Dover In Motion finished the season with $309,400 on his card and divisional honors in Indiana. In turn, the partnership rewarded Macomber for the special season. She was given a 10-per cent interest in the trotter, no questions asked.
“Isn’t that awesome? There was no conversation. They just said we are giving you 10 per cent,” Macomber said. “Shocked. Speechless. You have a horse that just made $300,000 and they say you now own 10 per cent. Thank you is not enough.”
The trotter was turned out at the farm of Ora Miller, one of Dover In Motion’s partners, in northern Indiana after the season. When he returned to Macomber’s barn at Hoosier Park to begin preparations for the 2022 campaign, the conditioner was pleased with what she saw in the champion.
“He came in and his chest was so much bigger and his butt was so much bigger. I was so happy to see how well he wintered in the field,” she said. “As soon as he hit the track, it was never enough work to make him happy. Every day. You start slow miles and build up. He was just shaking his head, saying ‘Come on, let’s keep going!’”
If there was a challenge for Macomber this spring, it was that her pupil came along so quickly and with such ease, she had to work to keep him happy as she mapped out a schedule to his first start on Memorial Day.
“When he started training, he always wanted to go faster or go more. It was so awesome to see that he came back with the same attitude that he left with last year. His work ethic is amazing,” the trainer said. “I had him ready way early. I had to qualify him because he was so mad at me for continuing to shut him down training. Then I turned him out for two weeks after I qualified the first time because my only option at Hoosier Park was the open.”
Last year the connections took a conservative approach with the gelding, opting to race him outside Indiana only once. When it came time to stake Dover In Motion this year, the idea was the same: focus on Indiana Sires Stakes and Hoosier Park open stakes and take a few select shots on the Grand Circuit. The sophomore’s dance card includes the Yonkers Trot, where he was supplemented for $6,000, Stanley Dancer Memorial, W. N. Reynolds Memorial and Earl Beal Jr. Memorial.
“Ora and I both agreed to write down what we wanted and then we went over it and we made adjustments. I didn’t have the Yonkers Trot on my sheet, but he really wanted to try it,” offered Macomber. “We both agreed on a light staking schedule this year in hopes of keeping him forever and having a good racehorse when we’re done with his stakes season.”
After his impressive Memorial Day performance, Dover In Motion will compete in the second leg of Indiana Sires Stakes action Wednesday, June 15. Then he ships to the East Coast where eliminations, if necessary, will be held for the Yonkers Trot June 24, with the final slated for July 1. The Reynolds, also held July 1 at the Meadowlands, is Plan B should the gelding not make the final. The Stanley Dancer Memorial is two weeks later.

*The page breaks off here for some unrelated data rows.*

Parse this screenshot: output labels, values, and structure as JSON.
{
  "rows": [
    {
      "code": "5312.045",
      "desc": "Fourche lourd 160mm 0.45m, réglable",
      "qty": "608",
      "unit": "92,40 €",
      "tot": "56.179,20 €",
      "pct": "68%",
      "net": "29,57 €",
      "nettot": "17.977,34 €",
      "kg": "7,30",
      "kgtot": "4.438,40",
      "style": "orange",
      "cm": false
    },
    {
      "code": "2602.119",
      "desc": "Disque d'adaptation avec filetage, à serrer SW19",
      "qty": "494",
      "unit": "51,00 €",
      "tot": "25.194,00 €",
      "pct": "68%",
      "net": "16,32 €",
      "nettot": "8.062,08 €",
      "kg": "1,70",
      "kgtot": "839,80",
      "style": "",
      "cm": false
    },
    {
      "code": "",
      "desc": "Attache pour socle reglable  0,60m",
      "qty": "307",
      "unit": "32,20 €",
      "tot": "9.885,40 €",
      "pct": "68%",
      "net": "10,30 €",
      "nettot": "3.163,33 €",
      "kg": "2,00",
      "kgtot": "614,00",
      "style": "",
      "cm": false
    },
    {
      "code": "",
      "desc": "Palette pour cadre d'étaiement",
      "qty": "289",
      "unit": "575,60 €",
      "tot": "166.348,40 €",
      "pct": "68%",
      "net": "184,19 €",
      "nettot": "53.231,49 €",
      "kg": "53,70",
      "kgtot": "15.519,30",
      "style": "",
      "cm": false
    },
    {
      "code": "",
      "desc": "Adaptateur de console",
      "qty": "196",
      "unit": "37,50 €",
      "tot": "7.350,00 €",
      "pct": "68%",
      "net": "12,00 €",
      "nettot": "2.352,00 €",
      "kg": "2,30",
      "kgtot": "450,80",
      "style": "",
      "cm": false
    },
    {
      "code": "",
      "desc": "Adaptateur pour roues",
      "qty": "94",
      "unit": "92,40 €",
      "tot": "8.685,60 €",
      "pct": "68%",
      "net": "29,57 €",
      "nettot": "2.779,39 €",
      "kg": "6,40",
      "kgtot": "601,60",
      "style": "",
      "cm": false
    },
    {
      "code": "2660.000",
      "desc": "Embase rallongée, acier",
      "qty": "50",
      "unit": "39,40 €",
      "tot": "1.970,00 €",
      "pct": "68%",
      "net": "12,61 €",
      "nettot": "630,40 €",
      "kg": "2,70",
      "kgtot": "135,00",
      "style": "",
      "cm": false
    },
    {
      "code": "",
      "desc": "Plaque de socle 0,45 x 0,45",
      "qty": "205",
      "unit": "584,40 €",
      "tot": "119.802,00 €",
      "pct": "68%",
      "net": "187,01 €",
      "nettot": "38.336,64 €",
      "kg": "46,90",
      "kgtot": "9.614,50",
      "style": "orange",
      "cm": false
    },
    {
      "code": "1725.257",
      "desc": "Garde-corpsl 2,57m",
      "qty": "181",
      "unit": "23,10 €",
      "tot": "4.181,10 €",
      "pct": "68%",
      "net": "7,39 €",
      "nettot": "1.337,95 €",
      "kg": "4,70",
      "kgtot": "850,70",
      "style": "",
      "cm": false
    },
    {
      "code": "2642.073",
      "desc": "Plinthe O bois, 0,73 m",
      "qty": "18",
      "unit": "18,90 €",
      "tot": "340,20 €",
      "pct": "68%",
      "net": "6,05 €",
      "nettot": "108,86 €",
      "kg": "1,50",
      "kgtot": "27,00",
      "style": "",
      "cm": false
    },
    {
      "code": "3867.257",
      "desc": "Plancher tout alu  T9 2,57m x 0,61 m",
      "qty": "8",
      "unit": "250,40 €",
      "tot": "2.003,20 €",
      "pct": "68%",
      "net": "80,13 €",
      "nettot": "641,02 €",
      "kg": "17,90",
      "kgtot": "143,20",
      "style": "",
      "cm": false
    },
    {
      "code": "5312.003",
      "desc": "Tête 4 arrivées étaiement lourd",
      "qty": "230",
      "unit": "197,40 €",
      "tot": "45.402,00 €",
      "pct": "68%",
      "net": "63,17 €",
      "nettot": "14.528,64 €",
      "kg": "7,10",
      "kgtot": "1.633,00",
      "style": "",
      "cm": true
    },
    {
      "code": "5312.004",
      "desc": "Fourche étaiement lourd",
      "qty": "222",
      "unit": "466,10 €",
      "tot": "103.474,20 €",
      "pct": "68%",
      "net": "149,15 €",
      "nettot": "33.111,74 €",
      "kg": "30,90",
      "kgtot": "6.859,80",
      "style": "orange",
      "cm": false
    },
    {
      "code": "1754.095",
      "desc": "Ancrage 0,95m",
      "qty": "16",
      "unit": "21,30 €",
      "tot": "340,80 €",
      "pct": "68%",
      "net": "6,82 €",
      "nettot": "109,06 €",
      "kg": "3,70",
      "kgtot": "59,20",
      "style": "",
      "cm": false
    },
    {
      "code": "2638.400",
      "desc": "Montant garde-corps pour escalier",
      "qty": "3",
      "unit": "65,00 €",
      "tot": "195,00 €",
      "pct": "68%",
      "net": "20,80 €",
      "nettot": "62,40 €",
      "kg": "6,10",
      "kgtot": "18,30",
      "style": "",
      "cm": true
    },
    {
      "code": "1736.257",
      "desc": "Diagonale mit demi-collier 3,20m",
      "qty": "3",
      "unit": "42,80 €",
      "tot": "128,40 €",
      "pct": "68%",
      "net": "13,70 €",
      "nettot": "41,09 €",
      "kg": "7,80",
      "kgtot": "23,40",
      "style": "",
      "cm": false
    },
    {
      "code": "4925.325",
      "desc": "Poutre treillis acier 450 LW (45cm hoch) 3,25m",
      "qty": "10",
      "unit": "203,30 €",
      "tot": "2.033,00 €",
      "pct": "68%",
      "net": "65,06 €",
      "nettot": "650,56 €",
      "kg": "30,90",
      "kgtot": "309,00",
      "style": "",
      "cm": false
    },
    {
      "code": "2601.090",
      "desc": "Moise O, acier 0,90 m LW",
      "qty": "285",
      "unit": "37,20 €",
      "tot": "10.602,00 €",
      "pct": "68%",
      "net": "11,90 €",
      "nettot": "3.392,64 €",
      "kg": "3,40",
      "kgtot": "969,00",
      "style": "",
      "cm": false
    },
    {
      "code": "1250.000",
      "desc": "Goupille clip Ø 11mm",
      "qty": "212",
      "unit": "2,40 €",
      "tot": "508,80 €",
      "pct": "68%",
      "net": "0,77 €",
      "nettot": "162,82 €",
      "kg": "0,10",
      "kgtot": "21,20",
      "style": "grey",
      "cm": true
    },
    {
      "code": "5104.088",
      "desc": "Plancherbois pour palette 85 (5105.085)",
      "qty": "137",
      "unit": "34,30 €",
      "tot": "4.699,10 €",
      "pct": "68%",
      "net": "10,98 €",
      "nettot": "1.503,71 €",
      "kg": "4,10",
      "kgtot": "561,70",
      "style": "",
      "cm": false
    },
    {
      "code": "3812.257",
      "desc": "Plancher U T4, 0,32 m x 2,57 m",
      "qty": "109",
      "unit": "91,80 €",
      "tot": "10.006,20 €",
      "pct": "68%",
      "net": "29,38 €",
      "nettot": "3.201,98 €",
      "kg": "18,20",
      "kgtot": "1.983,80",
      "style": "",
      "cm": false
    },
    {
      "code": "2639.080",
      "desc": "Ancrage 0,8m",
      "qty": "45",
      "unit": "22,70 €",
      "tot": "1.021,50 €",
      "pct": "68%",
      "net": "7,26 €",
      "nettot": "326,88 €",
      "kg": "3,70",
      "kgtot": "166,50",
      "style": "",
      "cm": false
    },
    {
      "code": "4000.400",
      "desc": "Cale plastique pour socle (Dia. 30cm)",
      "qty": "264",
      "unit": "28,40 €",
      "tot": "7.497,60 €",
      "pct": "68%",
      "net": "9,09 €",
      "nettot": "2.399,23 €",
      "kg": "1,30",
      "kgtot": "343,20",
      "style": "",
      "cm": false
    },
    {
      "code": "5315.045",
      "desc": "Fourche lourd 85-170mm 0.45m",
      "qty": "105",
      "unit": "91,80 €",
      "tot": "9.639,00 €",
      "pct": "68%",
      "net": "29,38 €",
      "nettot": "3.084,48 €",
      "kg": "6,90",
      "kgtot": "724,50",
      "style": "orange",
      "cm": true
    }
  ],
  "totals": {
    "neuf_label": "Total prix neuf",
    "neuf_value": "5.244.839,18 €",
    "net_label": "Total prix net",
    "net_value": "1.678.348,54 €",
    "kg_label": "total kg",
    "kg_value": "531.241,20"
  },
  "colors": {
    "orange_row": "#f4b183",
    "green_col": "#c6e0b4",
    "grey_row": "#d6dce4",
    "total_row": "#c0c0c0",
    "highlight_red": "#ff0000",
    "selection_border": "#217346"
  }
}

Around the barn, Dover In Motion is entertaining, making each day an event. The conditioner admits he is very similar to Beckhams Z Tam, whom she previously trained and sent out to victory in the $527,500 Breeders Crown final for sophomore pacing colts in 2017.
“As personalities go, they’re the same. They know when to rest, they play all day. They both have their head out over the gate all morning. ‘Come pet me, come play with me. Let me bite your shoulder. Let me lick your jog cart.’ As soon as the barn work is done, the lights are off, and their lunch is complete, they just go to sleep,” she said. “The horse makes me happy every time he steps on the track. I’m so lucky to have one of the best Indiana breds in the state.”